In a letter posted on the Publishers Weekly website this week, members of the industry noted that in December 2014, Obama announced that the United States would be restoring diplomatic relations with Cuba. They made note of the reopening of the U.S. and Cuban embassies in each other's countries last year and the U.S. decision to remove Cuba from a list of state sponsors of terrorism. They also pointed to a U.S. decision late last year to restore flights between the U.S. and Cuba.
Quick action sought
The publishers said they wanted the book embargo to end as soon as possible, acknowledging that despite progress in bilateral relations, a complete lifting of the U.S. trade embargo against Cuba, which would require congressional action, does not appear close at hand.
The comments came one month after a delegation of about 40 U.S. publishing industry representatives traveled to Havana for two days of meetings with Cuban industry officials.

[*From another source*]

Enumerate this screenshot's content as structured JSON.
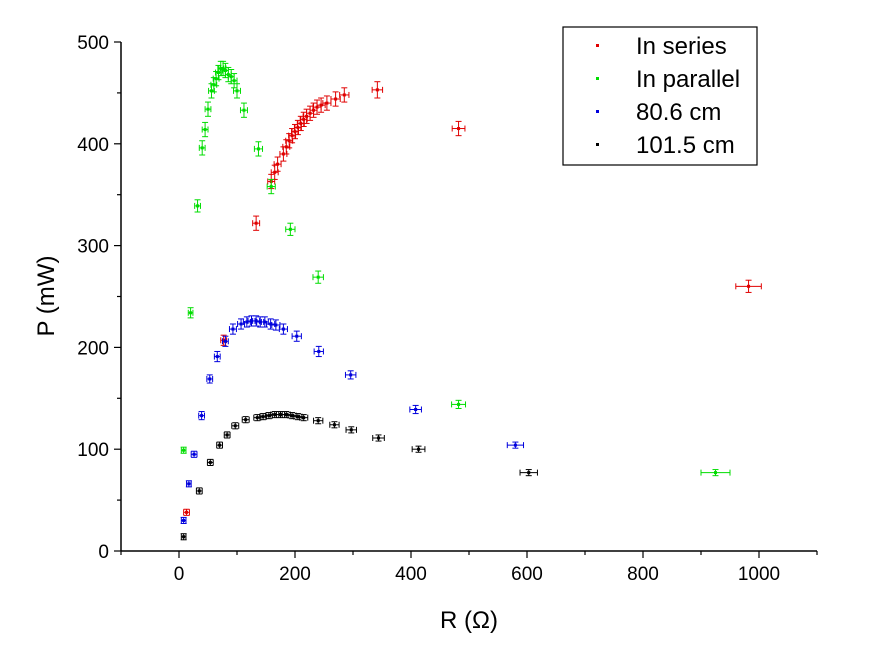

The U.S. publishers and industry officials said their call for a lifting of the book embargo was consistent with the will of the American people, adding that nearly three-quarters of Americans polled supported an end to the trade embargo against Cuba.
The petition to end the book embargo was posted on the White House website and came ahead of a trip to Cuba March 21 by Obama. He will be the first sitting U.S. president to visit Havana in nearly 90 years and is scheduled to meet with President Raul Castro "to discuss how we can continue normalizing relations."
Obama has also said topics during his talks with the Cuban leader will include making trade easier and making it easier for Cubans to access the Internet and start their own businesses. Obama has also said he will meet with members of Cuba's civil society, whom he described as "courageous men and women who give voice to the aspirations of the Cuban people."
Willing to talk
Cuban officials have welcomed the visit and expressed a willingness to discuss any topic.
While normalizing relations, however, Obama has said his administration promises to monitor Cuba's government on human rights.
Republican presidential candidates Marco Rubio and Ted Cruz, both of Cuban descent, have criticized Obama's pending trip. Rubio said the thaw in relations has not resulted in any improvement in human rights in Cuba and that its government "remains as oppressive as ever."
Rubio is a senator from Florida, where thousands of Cuban refugees fled as Raul Castro's brother, Fidel, took power in Cuba in 1959. Many oppose closer U.S. links to their homeland.
Cruz, a Texas senator whose father fled the island in 1957, has said he will not go to Cuba "as long as the Castros are in power." He said he thought Obama's trip was "a real mistake."